The credit reporting agency reported Thursday that its net income was $587.3 million in 2017, up 20% from 2016.
The company’s revenue was also up in 2017, rising to $3.4 billion, an increase of 7% from 2016.
Interestingly, the company’s revenue and net income were both up year-over-year in the fourth quarter, the time period directly after the company first disclosed the data breach.
The credit reporting agency said in September 2017 that the names, Social Security numbers, birth dates, addresses and, in some instances, driver’s license numbers, of approximately 143 million consumers were stolen in the data breach.
But in the subsequent quarter, Equifax saw its revenue rise 5% over the previous year to $838.5 million.
The increase in Equifax’s net income in the fourth quarter was much more substantial.
In the fourth quarter of 2017, again directly after the company revealed the data breach, Equifax saw its net income rise by 40% over the previous year to $172.3 million.
The company’s fourth quarter performance was aided by the Republican-led Tax Cuts and Jobs Act, which reduce the corporate tax rate from 35% to 21%.
As a result of the tax plan, Equifax recorded a net tax benefit of $48.3 million in the fourth quarter of 2017.
While the data breach didn’t turn Equifax’s profits into losses, the company did feel the impact of the breach in its financials.
According to the company, it recorded data breach-related expenses of $113.3 million in 2017. Expenses include costs to investigate and remediate the cybersecurity incident and legal and other professional services, the company said.
As for where the increase in revenue came from in 2017, it turns out that Equifax’s international business was the big driver.
Equifax’s operating revenue from its international business was $932.3 million, up $128.7 million over 2016’s total of $803.6 million.
In the U.S., Equifax’s revenue was up as well, but on a much smaller scale.

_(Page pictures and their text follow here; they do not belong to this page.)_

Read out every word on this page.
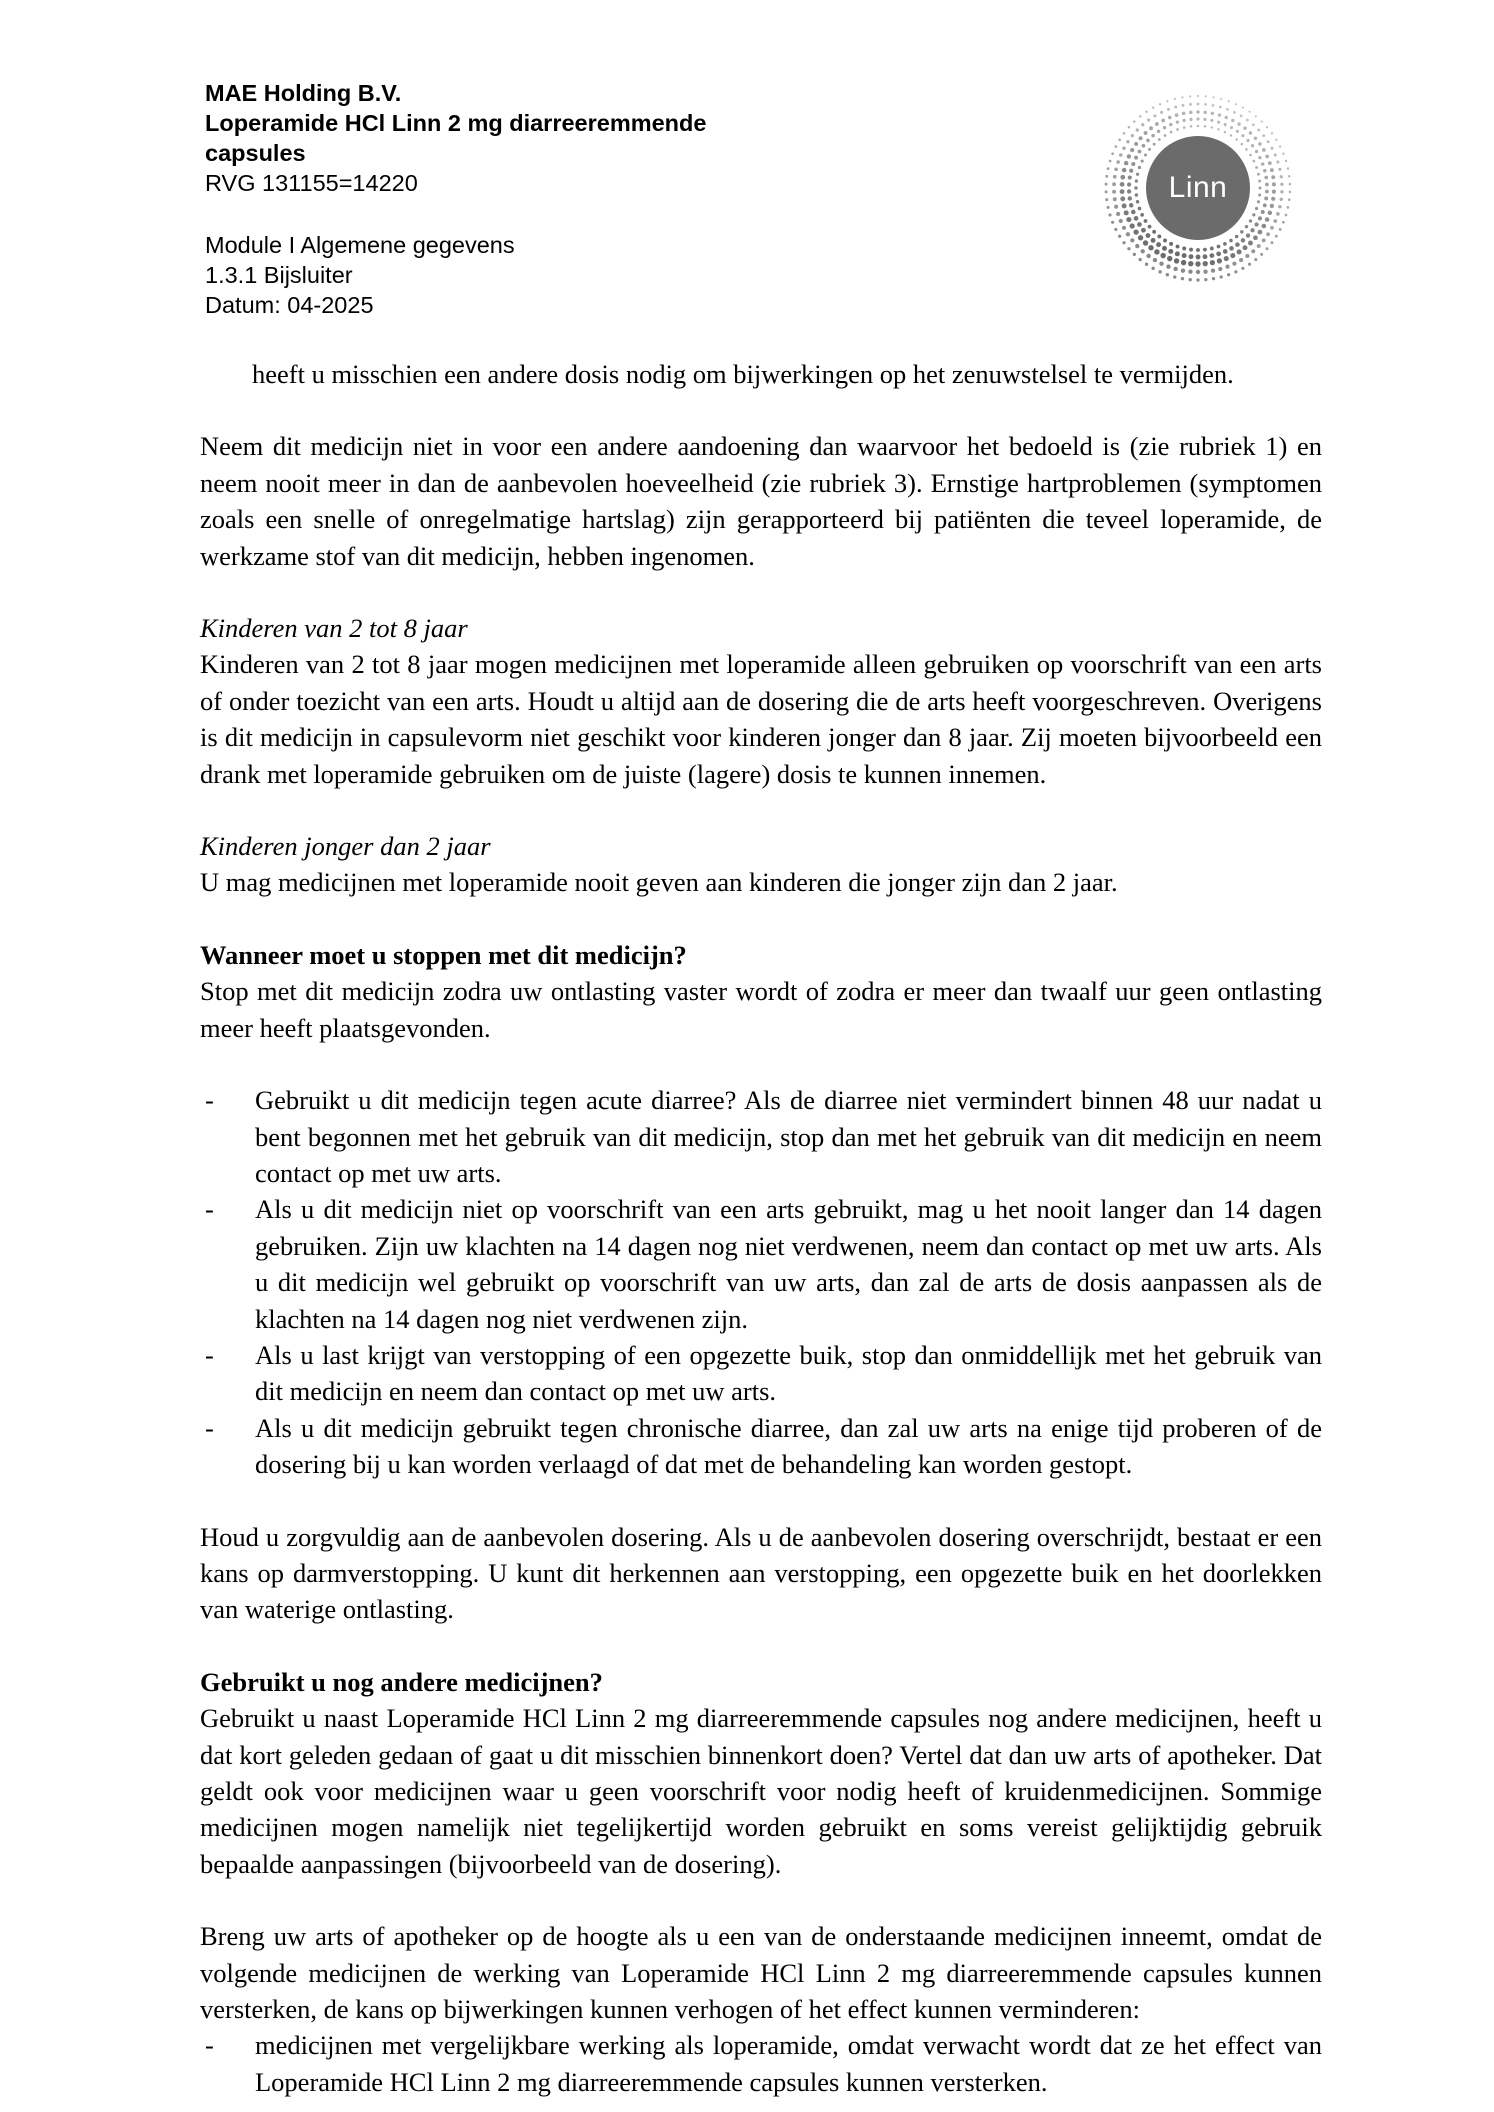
MAE Holding B.V.
Loperamide HCl Linn 2 mg diarreeremmende
capsules
RVG 131155=14220
Module I Algemene gegevens
1.3.1 Bijsluiter
Datum: 04-2025
Linn
heeft u misschien een andere dosis nodig om bijwerkingen op het zenuwstelsel te vermijden.
Neem dit medicijn niet in voor een andere aandoening dan waarvoor het bedoeld is (zie rubriek 1) en neem nooit meer in dan de aanbevolen hoeveelheid (zie rubriek 3). Ernstige hartproblemen (symptomen zoals een snelle of onregelmatige hartslag) zijn gerapporteerd bij patiënten die teveel loperamide, de werkzame stof van dit medicijn, hebben ingenomen.
Kinderen van 2 tot 8 jaar
Kinderen van 2 tot 8 jaar mogen medicijnen met loperamide alleen gebruiken op voorschrift van een arts of onder toezicht van een arts. Houdt u altijd aan de dosering die de arts heeft voorgeschreven. Overigens is dit medicijn in capsulevorm niet geschikt voor kinderen jonger dan 8 jaar. Zij moeten bijvoorbeeld een drank met loperamide gebruiken om de juiste (lagere) dosis te kunnen innemen.
Kinderen jonger dan 2 jaar
U mag medicijnen met loperamide nooit geven aan kinderen die jonger zijn dan 2 jaar.
Wanneer moet u stoppen met dit medicijn?
Stop met dit medicijn zodra uw ontlasting vaster wordt of zodra er meer dan twaalf uur geen ontlasting meer heeft plaatsgevonden.
- Gebruikt u dit medicijn tegen acute diarree? Als de diarree niet vermindert binnen 48 uur nadat u bent begonnen met het gebruik van dit medicijn, stop dan met het gebruik van dit medicijn en neem contact op met uw arts.
- Als u dit medicijn niet op voorschrift van een arts gebruikt, mag u het nooit langer dan 14 dagen gebruiken. Zijn uw klachten na 14 dagen nog niet verdwenen, neem dan contact op met uw arts. Als u dit medicijn wel gebruikt op voorschrift van uw arts, dan zal de arts de dosis aanpassen als de klachten na 14 dagen nog niet verdwenen zijn.
- Als u last krijgt van verstopping of een opgezette buik, stop dan onmiddellijk met het gebruik van dit medicijn en neem dan contact op met uw arts.
- Als u dit medicijn gebruikt tegen chronische diarree, dan zal uw arts na enige tijd proberen of de dosering bij u kan worden verlaagd of dat met de behandeling kan worden gestopt.
Houd u zorgvuldig aan de aanbevolen dosering. Als u de aanbevolen dosering overschrijdt, bestaat er een kans op darmverstopping. U kunt dit herkennen aan verstopping, een opgezette buik en het doorlekken van waterige ontlasting.
Gebruikt u nog andere medicijnen?
Gebruikt u naast Loperamide HCl Linn 2 mg diarreeremmende capsules nog andere medicijnen, heeft u dat kort geleden gedaan of gaat u dit misschien binnenkort doen? Vertel dat dan uw arts of apotheker. Dat geldt ook voor medicijnen waar u geen voorschrift voor nodig heeft of kruidenmedicijnen. Sommige medicijnen mogen namelijk niet tegelijkertijd worden gebruikt en soms vereist gelijktijdig gebruik bepaalde aanpassingen (bijvoorbeeld van de dosering).
Breng uw arts of apotheker op de hoogte als u een van de onderstaande medicijnen inneemt, omdat de volgende medicijnen de werking van Loperamide HCl Linn 2 mg diarreeremmende capsules kunnen versterken, de kans op bijwerkingen kunnen verhogen of het effect kunnen verminderen:
- medicijnen met vergelijkbare werking als loperamide, omdat verwacht wordt dat ze het effect van Loperamide HCl Linn 2 mg diarreeremmende capsules kunnen versterken.
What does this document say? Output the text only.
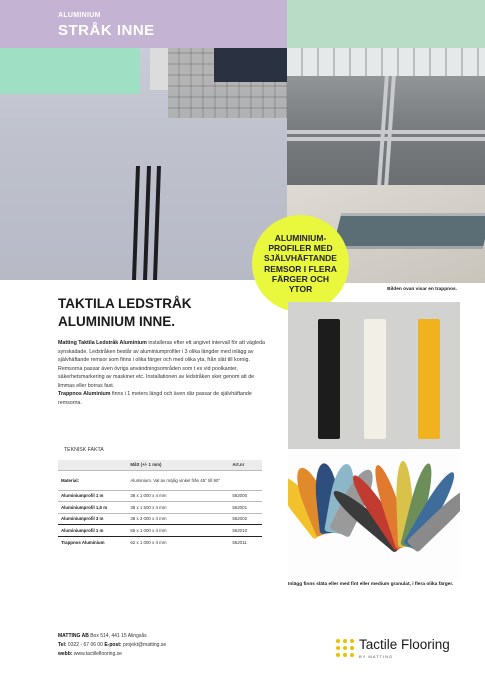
ALUMINIUM
STRÅK INNE
ALUMINIUM-PROFILER MED SJÄLVHÄFTANDE REMSOR I FLERA FÄRGER OCH YTOR	Bilden ovan visar en trappnos.
TAKTILA LEDSTRÅK
ALUMINIUM INNE.

Matting Taktila Ledstråk Aluminium installeras efter ett angivet intervall för att vägleda synskadade. Ledstråken består av aluminiumprofiler i 3 olika längder med inlägg av självhäftande remsor som finns i olika färger och med olika yta, från slät till kornig. Remsorna passar även övrigs användningsområden som t ex vid poolkanter, säkerhetsmarkering av maskiner etc. Installationen av ledstråken sker genom att de limmas eller borras fast.

Trappnos Aluminium finns i 1 meters längd och även där passar de självhäftande remsorna.

TEKNISK FAKTA
	Mått (+/- 1 mm)	Art.nr
Material:	Aluminium. Val av möjlig vinkel från 45° till 90°	
Aluminiumprofil 1 m	38 x 1 000 x 4 mm	562000
Aluminiumprofil 1,5 m	38 x 1 500 x 4 mm	562001
Aluminiumprofil 3 m	38 x 3 000 x 4 mm	562002
Aluminiumprofil 1 m	65 x 1 000 x 4 mm	562010
Trappnos Aluminium	62 x 1 000 x 4 mm	562011
Inlägg finns släta eller med fint eller medium granulat, i flera olika färger.
MATTING AB Box 514, 441 15 Alingsås
Tel: 0322 - 67 06 00 E-post: projekt@matting.se
webb: www.tactileflooring.se
Tactile Flooring
BY MATTING
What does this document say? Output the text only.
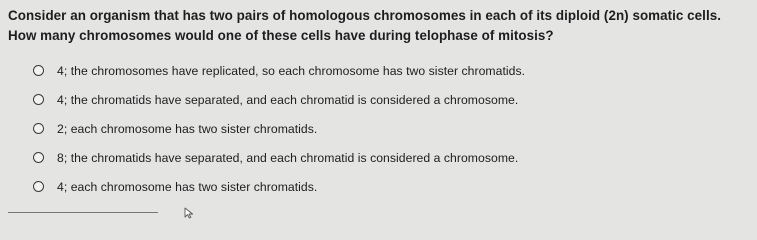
Consider an organism that has two pairs of homologous chromosomes in each of its diploid (2n) somatic cells. How many chromosomes would one of these cells have during telophase of mitosis?
4; the chromosomes have replicated, so each chromosome has two sister chromatids.
4; the chromatids have separated, and each chromatid is considered a chromosome.
2; each chromosome has two sister chromatids.
8; the chromatids have separated, and each chromatid is considered a chromosome.
4; each chromosome has two sister chromatids.
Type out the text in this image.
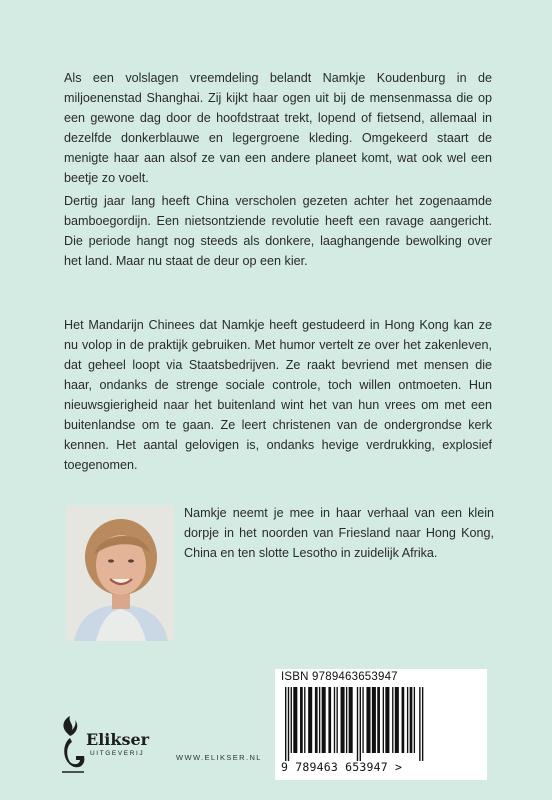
Als een volslagen vreemdeling belandt Namkje Koudenburg in de miljoenenstad Shanghai. Zij kijkt haar ogen uit bij de mensenmassa die op een gewone dag door de hoofdstraat trekt, lopend of fietsend, allemaal in dezelfde donkerblauwe en legergroene kleding. Omgekeerd staart de menigte haar aan alsof ze van een andere planeet komt, wat ook wel een beetje zo voelt.

Dertig jaar lang heeft China verscholen gezeten achter het zogenaamde bamboegordijn. Een nietsontziende revolutie heeft een ravage aangericht. Die periode hangt nog steeds als donkere, laaghangende bewolking over het land. Maar nu staat de deur op een kier.

Het Mandarijn Chinees dat Namkje heeft gestudeerd in Hong Kong kan ze nu volop in de praktijk gebruiken. Met humor vertelt ze over het zakenleven, dat geheel loopt via Staatsbedrijven. Ze raakt bevriend met mensen die haar, ondanks de strenge sociale controle, toch willen ontmoeten. Hun nieuwsgierigheid naar het buitenland wint het van hun vrees om met een buitenlandse om te gaan. Ze leert christenen van de ondergrondse kerk kennen. Het aantal gelovigen is, ondanks hevige verdrukking, explosief toegenomen.

Namkje neemt je mee in haar verhaal van een klein dorpje in het noorden van Friesland naar Hong Kong, China en ten slotte Lesotho in zuidelijk Afrika.

ISBN 9789463653947
9 789463 653947 >
Elikser
UITGEVERIJ	WWW.ELIKSER.NL
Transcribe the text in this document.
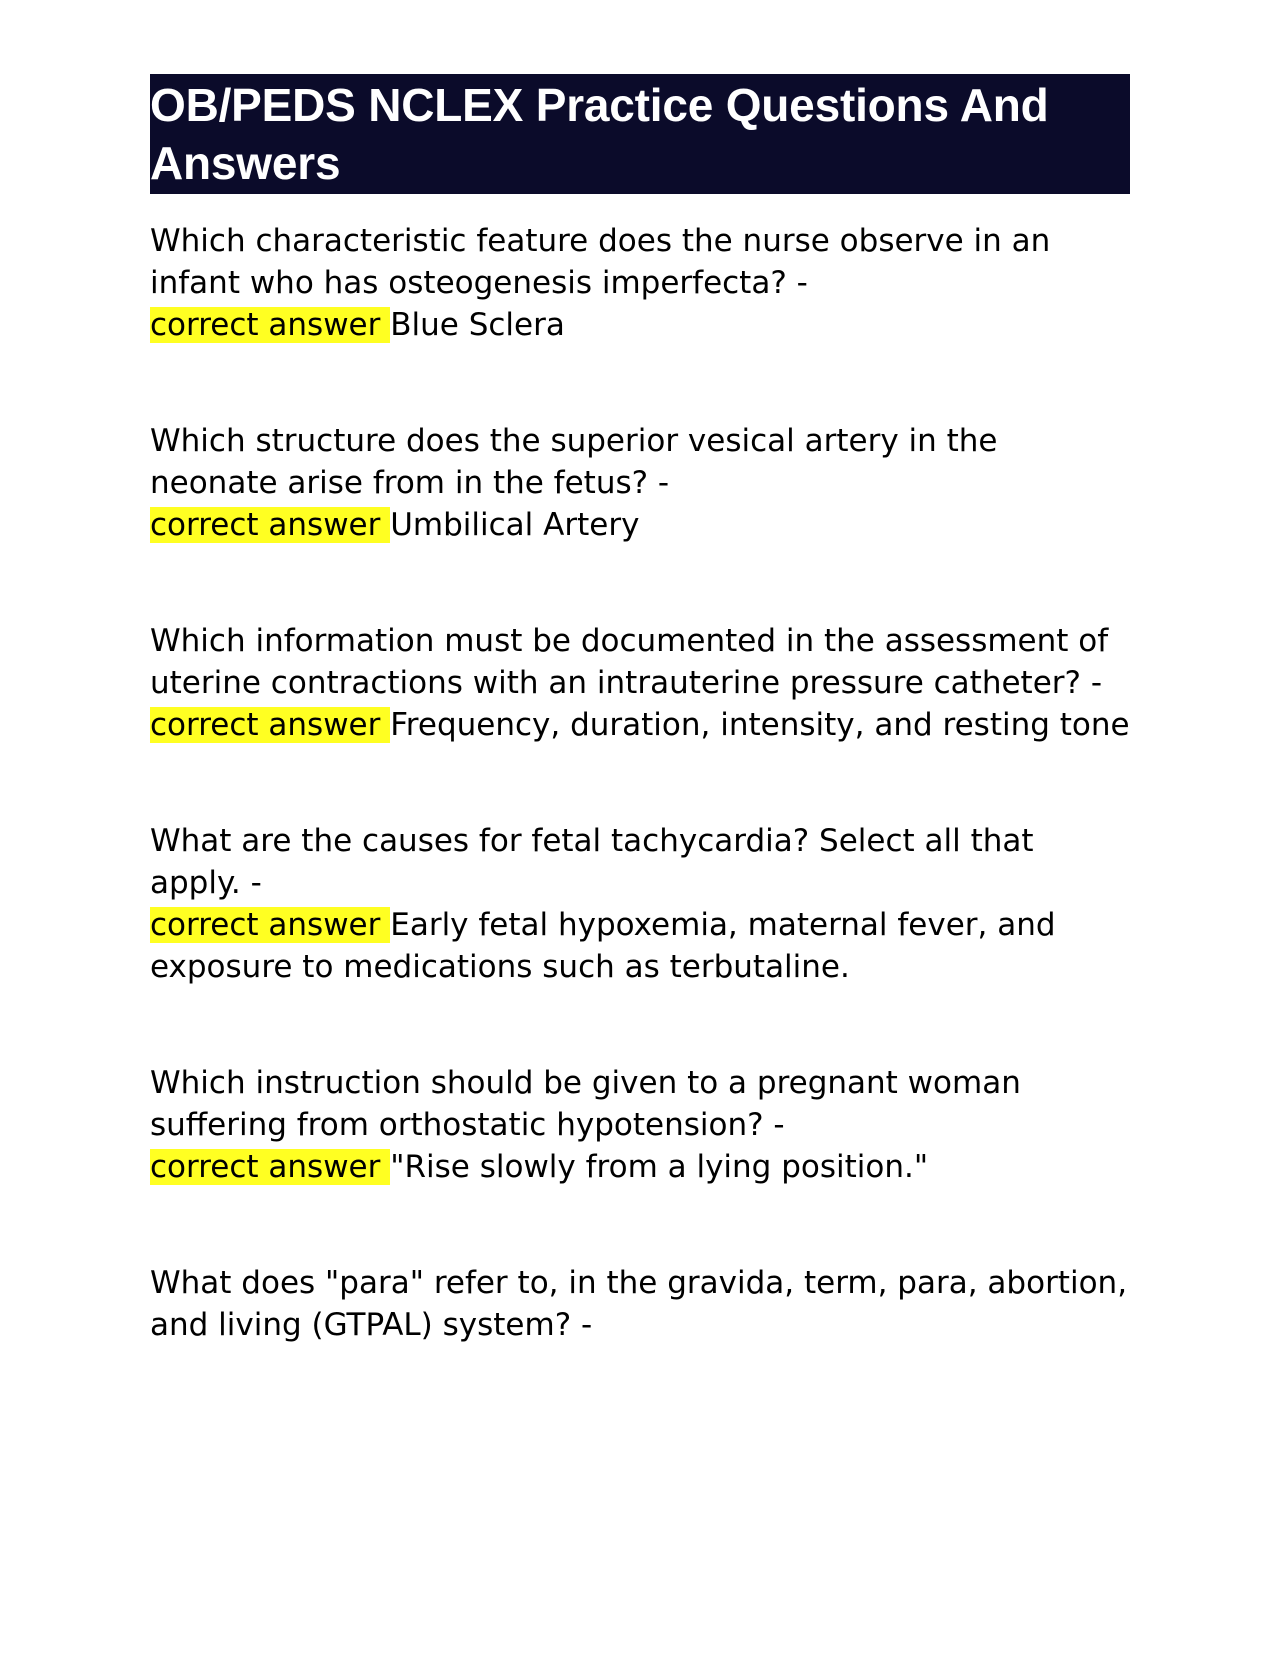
OB/PEDS NCLEX Practice Questions And Answers
Which characteristic feature does the nurse observe in an infant who has osteogenesis imperfecta? -
correct answer Blue Sclera
Which structure does the superior vesical artery in the neonate arise from in the fetus? -
correct answer Umbilical Artery
Which information must be documented in the assessment of uterine contractions with an intrauterine pressure catheter? -
correct answer Frequency, duration, intensity, and resting tone
What are the causes for fetal tachycardia? Select all that apply. -
correct answer Early fetal hypoxemia, maternal fever, and exposure to medications such as terbutaline.
Which instruction should be given to a pregnant woman suffering from orthostatic hypotension? -
correct answer "Rise slowly from a lying position."
What does "para" refer to, in the gravida, term, para, abortion, and living (GTPAL) system? -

The company’s U.S. information solutions business saw its revenue rise from $1.24 billion in 2016 to $1.26 billion in 2017. That includes a 5% increase in its mortgage solutions business, which saw its revenue rise form $142.2 million to $148.9 million.
“Our fourth quarter results underscore solid progress on multiple fronts,” said Paulino do Rego Barros, interim CEO at Equifax.
“We invested heavily in advancing our data security infrastructure and improving our consumer support, and we delivered on our financial commitments. While the job is not over, I believe we have responded well thanks to the strong support of our board of directors, the commitment of our senior leadership team, outside partners, and the dedication of our 10,000+ employees around the world,” Barros continued.
“There will be a lot of heavy lifting in 2018 and 2019 as we implement new data security initiatives and restore confidence with our customers and consumers. The DNA of this company is underpinned with both a deep commitment to strong ethical principles and values and a strong focus on execution,” Barros added. “As I have met with our employees throughout the world, I sense a great level of enthusiasm and commitment to move this company forward with a heightened level of focus on protecting and safeguarding all of the consumer and commercial information we store and manage.”